With a little more than a week to go before Election Day, the presidential race is expected to come down to just seven states—Pennsylvania, Wisconsin, Michigan, Nevada, Arizona, Georgia, and North Carolina. But the two biggest campaign events this weekend weren’t scheduled for any of them. On Friday, Vice President Kamala Harris rallied with Willie Nelson and Beyonce in Houston, where early voting is already underway. And on Sunday, former president Donald Trump is set to appear at Madison Square Garden with his disbarred attorney and a long list of the weirdest people you know.
Trump is on a bit of a blue-state swing. He appeared at the Nassau Coliseum on Long Island in September promising to win New York. Earlier this month, he went to Coachella, in Southern California, where he introduced supporters to the vital concert-festival experience of “waiting for shuttle buses that never show up.” Last week he went to a barber shop in the Bronx.
None of these visits lack immediate value. Both New York and Texas have big races that matter a lot to the national parties—six races in New York could determine control of the House; Texas’ Senate race could determine control of the Senate, and the state is close enough on paper that it may well be a part of Democrats’ presidential strategy sooner rather than later. Meanwhile, Trump’s visit to reliably blue California could affect the down-ballot races that could swing the House. Getting control of Congress is half the battle; the candidates for president want to actually be able to do things as president, after all.
And to both Trump and Harris, these dips into enemy territory serve their larger messages: Texas, on the one hand, and New York and California, on the other, represent the sort of outcomes they’re promising to steer the nation away from. The Houston event was organized around the theme of protecting reproductive rights, using as its backdrop a state that has—thanks to Trump’s Supreme Court justices—now criminalized abortion with no exceptions for victims of rape or incest. If you want to see what Trump’s policies get you, just take a look at a state where, according to a study released in January, 26,000 women who have been impregnated by a rapist since the Dobbs decision have been left without access to care that was once their right. For his part, Trump uses his blue-state hosts to paint a picture of American Carnage 2.0—buildings taken over by Venezuelan gangs; rampant homelessness; crime crime crime.
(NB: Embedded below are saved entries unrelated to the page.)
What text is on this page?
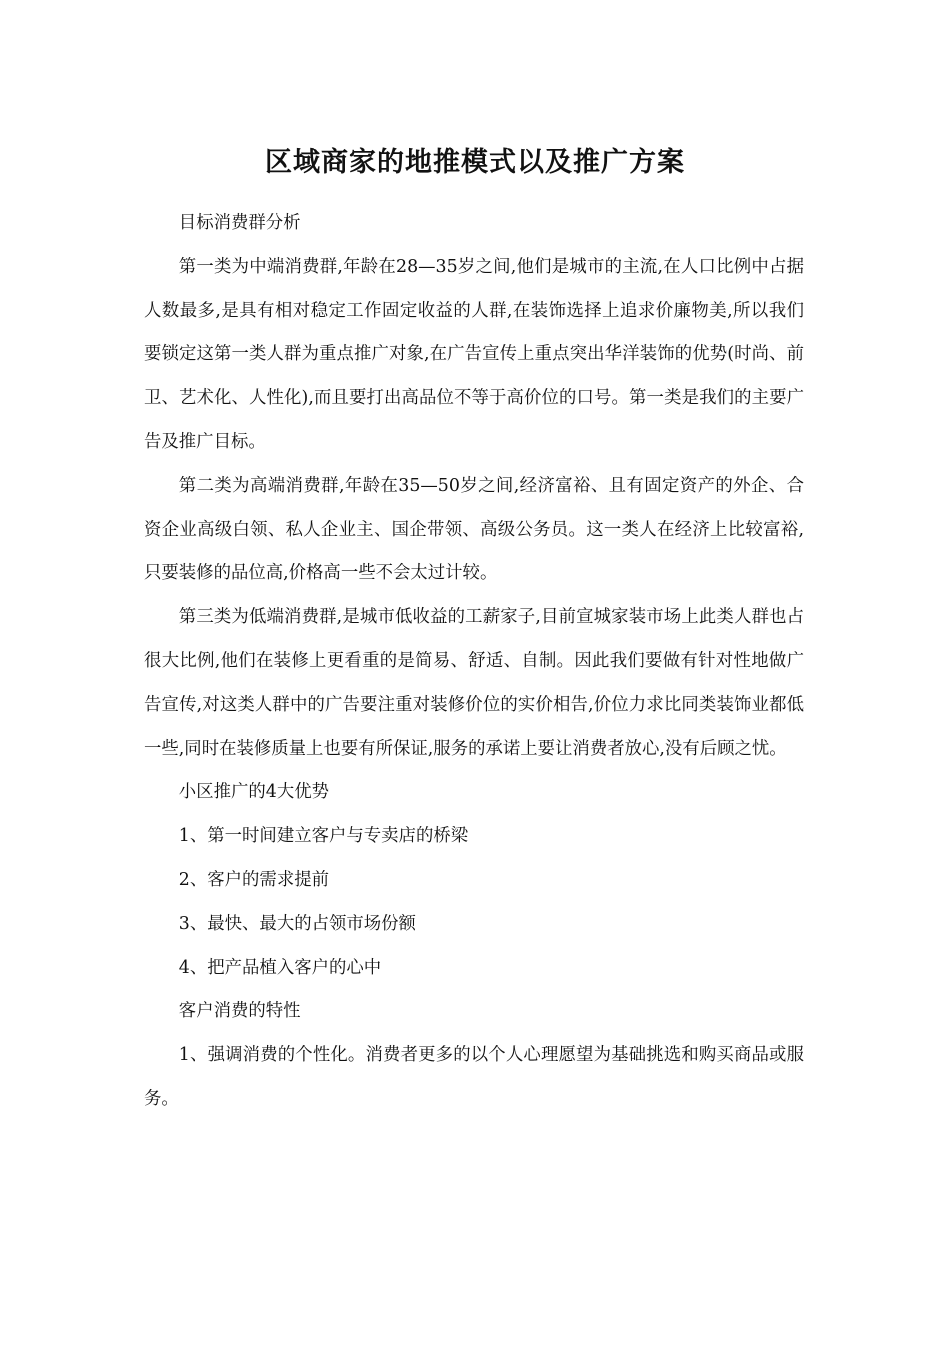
区域商家的地推模式以及推广方案

目标消费群分析

第一类为中端消费群,年龄在28—35岁之间,他们是城市的主流,在人口比例中占据人数最多,是具有相对稳定工作固定收益的人群,在装饰选择上追求价廉物美,所以我们要锁定这第一类人群为重点推广对象,在广告宣传上重点突出华洋装饰的优势(时尚、前卫、艺术化、人性化),而且要打出高品位不等于高价位的口号。第一类是我们的主要广告及推广目标。

第二类为高端消费群,年龄在35—50岁之间,经济富裕、且有固定资产的外企、合资企业高级白领、私人企业主、国企带领、高级公务员。这一类人在经济上比较富裕,只要装修的品位高,价格高一些不会太过计较。

第三类为低端消费群,是城市低收益的工薪家子,目前宣城家装市场上此类人群也占很大比例,他们在装修上更看重的是简易、舒适、自制。因此我们要做有针对性地做广告宣传,对这类人群中的广告要注重对装修价位的实价相告,价位力求比同类装饰业都低一些,同时在装修质量上也要有所保证,服务的承诺上要让消费者放心,没有后顾之忧。

小区推广的4大优势

1、第一时间建立客户与专卖店的桥梁

2、客户的需求提前

3、最快、最大的占领市场份额

4、把产品植入客户的心中

客户消费的特性

1、强调消费的个性化。消费者更多的以个人心理愿望为基础挑选和购买商品或服务。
But in doing so, Trump in particular has made clear something that should be obvious but which a lot of observers on both sides often don’t acknowledge: He has a ton of supporters in these places, albeit almost certainly not enough to win either state. Still, he received more votes in NYC alone than he did in 16 states in 2020—eight of which he won—and his popularity has, according to the polls, ticked upwards over the last few years. A New York Times poll this week showed a 14-point shift in the city since the last presidential election. He got more votes in the five boroughs than he did in the entire swing state of Nevada, while more California voters supported him than in any other state. One of the reasons the national popular vote appears to be so close this year is that Trump is more popular in the places that aren’t nominally competitive.
Of course, we don’t have a national popular vote, as much as Tim Walz might wish otherwise. But Trump’s tactic exposes the absurdity of the Electoral College, and it does so in so flagrant a manner that perhaps even the people who have benefited from that system might start to notice. It was one thing when candidates only focused on the key Electoral College states, where every vote counts. But he is spending the last days of the campaign, speaking to people whose votes mean very little to the Electoral College, in the hopes that it might redound to his benefit somewhere else. Once you accept that the people in these states matter—or at least some of the people in these states—and that you’re going to be campaigning there anyway, it’s harder to argue that their votes shouldn’t.